Qual é a receita certa para manter a moeda estável e voltar a investir no social?
Articular um pacto social, tendo desenvolvimento e distribuição como eixos, educação (inclusive universidades) e saúde como prioridades intocáveis, fortalecimento das exportações e inserção definitiva dos micros e pequenos empreendimentos como um dos pilares do desenvolvimento. Também não se pode continuar com a desigualdade na distribuição da terra. Um detalhe importante: rediscutir a utilização dos recursos do Fundo de Amparo ao Trabalhador (FAT), hoje um patrimônio de R$ 70 bilhões, o que implica a difícil tarefa de desarticular mecanismos de cooptação das centrais sindicas – em particular da Força Sindical. Implica também saber como estão sendo gastos recursos dos programas de emprego via crédito, distribuídos pelo Banco do Nordeste, Banco do Brasil e BNDES. Esses recursos, junto com os de qualificação profissional, totalizam a soma nominal de R$ 30 bilhões no período 1995-2001.

Que garantias tem o povo brasileiro de que essa estabilidade da moeda resistirá a uma mudança de governo?

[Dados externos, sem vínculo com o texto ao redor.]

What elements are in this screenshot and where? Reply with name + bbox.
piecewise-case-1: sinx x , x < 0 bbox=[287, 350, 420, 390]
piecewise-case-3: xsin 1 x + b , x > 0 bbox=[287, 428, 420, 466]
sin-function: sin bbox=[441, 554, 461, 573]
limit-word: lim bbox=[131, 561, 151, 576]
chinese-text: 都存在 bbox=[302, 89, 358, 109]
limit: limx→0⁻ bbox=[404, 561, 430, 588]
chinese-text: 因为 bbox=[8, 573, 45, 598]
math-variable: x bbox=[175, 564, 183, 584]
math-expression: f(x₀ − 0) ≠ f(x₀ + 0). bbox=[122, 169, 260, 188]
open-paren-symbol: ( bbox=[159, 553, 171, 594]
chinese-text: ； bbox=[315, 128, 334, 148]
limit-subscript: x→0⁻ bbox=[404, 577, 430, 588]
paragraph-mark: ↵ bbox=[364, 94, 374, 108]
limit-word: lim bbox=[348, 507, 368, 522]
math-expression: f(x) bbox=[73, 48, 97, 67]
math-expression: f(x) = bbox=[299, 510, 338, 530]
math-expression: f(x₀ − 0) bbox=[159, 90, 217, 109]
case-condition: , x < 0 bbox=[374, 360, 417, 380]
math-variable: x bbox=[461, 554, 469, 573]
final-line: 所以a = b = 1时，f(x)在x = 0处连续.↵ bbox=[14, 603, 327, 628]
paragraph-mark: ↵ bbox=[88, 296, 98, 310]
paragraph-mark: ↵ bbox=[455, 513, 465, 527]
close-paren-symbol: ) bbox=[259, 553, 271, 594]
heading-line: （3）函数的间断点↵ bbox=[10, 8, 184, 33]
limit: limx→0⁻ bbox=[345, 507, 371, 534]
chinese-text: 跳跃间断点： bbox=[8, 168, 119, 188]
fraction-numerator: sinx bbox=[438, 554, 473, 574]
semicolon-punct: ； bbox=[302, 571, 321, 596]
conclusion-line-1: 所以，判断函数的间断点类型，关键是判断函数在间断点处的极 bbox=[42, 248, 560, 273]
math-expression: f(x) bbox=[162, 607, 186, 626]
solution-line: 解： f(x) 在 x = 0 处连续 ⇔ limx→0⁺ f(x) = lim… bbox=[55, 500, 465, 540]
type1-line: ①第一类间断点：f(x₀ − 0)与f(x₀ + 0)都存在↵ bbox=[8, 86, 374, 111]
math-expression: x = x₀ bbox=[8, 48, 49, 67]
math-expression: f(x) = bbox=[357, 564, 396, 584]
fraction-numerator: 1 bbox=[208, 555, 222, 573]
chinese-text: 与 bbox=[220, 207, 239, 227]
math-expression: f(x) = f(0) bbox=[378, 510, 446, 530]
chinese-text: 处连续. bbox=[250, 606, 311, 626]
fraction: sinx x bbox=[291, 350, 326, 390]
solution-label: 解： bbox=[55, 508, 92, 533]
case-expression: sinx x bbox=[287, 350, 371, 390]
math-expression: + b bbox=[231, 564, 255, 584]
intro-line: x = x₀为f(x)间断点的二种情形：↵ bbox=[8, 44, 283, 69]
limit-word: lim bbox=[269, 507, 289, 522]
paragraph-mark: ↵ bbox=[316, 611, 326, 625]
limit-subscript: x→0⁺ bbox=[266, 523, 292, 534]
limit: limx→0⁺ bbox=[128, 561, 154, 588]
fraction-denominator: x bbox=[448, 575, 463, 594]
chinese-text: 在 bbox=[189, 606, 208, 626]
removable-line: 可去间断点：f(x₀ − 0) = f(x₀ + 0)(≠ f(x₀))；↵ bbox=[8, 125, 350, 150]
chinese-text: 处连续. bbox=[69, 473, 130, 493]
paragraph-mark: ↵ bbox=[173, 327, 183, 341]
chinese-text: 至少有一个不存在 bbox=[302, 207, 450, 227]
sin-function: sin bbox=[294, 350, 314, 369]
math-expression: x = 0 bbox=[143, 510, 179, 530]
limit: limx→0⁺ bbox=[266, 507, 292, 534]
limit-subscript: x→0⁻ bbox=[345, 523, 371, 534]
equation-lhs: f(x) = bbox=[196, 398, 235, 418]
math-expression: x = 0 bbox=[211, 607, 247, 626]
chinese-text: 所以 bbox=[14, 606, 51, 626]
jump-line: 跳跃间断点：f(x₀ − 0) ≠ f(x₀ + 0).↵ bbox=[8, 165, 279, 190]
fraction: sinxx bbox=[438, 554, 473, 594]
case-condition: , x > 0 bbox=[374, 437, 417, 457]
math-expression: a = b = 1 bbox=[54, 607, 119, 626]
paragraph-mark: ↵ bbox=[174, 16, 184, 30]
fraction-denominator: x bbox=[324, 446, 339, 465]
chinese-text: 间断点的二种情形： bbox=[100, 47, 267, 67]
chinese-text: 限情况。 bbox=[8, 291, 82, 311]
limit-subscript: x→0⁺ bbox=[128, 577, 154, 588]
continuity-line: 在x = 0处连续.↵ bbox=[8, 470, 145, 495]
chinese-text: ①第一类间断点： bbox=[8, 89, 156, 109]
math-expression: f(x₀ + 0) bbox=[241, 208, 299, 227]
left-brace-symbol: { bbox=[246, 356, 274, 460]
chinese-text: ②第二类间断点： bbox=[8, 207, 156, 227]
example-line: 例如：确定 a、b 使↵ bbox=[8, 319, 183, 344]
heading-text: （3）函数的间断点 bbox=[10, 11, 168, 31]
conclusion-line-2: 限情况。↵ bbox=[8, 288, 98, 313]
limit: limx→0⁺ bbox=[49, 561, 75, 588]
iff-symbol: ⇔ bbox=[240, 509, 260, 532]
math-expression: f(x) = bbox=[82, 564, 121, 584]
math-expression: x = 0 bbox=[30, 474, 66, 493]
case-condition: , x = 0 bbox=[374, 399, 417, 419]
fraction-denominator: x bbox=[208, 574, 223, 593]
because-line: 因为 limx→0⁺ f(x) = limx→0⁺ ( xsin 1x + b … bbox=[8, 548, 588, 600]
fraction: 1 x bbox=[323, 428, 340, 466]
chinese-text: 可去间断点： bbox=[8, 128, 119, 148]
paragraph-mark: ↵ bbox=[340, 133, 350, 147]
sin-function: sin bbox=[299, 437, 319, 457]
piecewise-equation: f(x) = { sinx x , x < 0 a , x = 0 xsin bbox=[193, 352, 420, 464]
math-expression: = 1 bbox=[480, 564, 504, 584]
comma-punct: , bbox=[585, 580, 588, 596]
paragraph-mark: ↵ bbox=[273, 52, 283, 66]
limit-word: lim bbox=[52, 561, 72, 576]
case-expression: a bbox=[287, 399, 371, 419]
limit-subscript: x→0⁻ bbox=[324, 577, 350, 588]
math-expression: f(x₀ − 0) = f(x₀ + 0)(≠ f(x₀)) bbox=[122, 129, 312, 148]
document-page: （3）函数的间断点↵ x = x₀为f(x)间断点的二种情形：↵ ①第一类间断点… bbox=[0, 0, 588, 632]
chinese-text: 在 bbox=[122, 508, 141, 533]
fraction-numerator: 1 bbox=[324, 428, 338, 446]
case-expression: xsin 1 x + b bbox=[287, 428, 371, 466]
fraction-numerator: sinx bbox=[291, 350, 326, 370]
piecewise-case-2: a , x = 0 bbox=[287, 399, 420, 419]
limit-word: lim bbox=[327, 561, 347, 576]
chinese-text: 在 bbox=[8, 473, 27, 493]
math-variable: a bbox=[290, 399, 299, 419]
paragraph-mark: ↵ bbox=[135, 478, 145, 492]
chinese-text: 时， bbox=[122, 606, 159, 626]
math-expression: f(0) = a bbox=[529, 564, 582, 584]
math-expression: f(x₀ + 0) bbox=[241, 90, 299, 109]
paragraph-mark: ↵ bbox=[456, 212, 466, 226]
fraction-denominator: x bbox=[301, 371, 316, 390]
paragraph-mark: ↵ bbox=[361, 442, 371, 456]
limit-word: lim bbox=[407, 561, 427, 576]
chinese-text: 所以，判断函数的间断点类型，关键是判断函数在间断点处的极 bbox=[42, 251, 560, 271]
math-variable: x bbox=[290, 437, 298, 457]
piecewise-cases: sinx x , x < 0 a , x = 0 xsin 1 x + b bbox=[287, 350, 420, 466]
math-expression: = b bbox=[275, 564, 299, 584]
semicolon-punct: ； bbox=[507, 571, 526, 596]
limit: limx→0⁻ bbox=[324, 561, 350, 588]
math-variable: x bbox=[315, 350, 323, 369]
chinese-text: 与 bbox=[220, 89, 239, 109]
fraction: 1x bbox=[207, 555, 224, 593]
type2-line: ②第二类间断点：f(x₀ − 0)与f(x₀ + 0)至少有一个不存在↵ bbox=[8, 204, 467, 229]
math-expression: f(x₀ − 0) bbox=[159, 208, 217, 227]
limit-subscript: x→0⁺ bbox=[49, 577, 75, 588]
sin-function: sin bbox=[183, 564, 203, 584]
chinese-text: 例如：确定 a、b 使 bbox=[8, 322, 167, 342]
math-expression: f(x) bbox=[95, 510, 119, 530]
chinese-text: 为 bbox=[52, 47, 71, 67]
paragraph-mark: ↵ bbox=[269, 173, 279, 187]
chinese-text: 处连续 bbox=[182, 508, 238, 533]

O povo tem que buscar essa garantia. Ademais, qualquer que seja o governo, não se espera que haja mudanças tão drásticas a ponto de fazer voltar a ciranda inflacionária. Mudanças na política de juros, associadas ao fortalecimento das exportações – para reduzir a vulnerabilidade externa da economia – deverão ser graduais. Mas há que se estabelecer um pacto político muito melhor que o que sustentou o Governo nestes oitos anos. E, de fato, necessita ser um pacto que represente avanço político. Qualquer acordo em que as velhas oligarquias continuem sendo o principal vetor de poder adiaria, mais uma vez, o início da mudança de rota para algo melhor que o que tivemos até agora.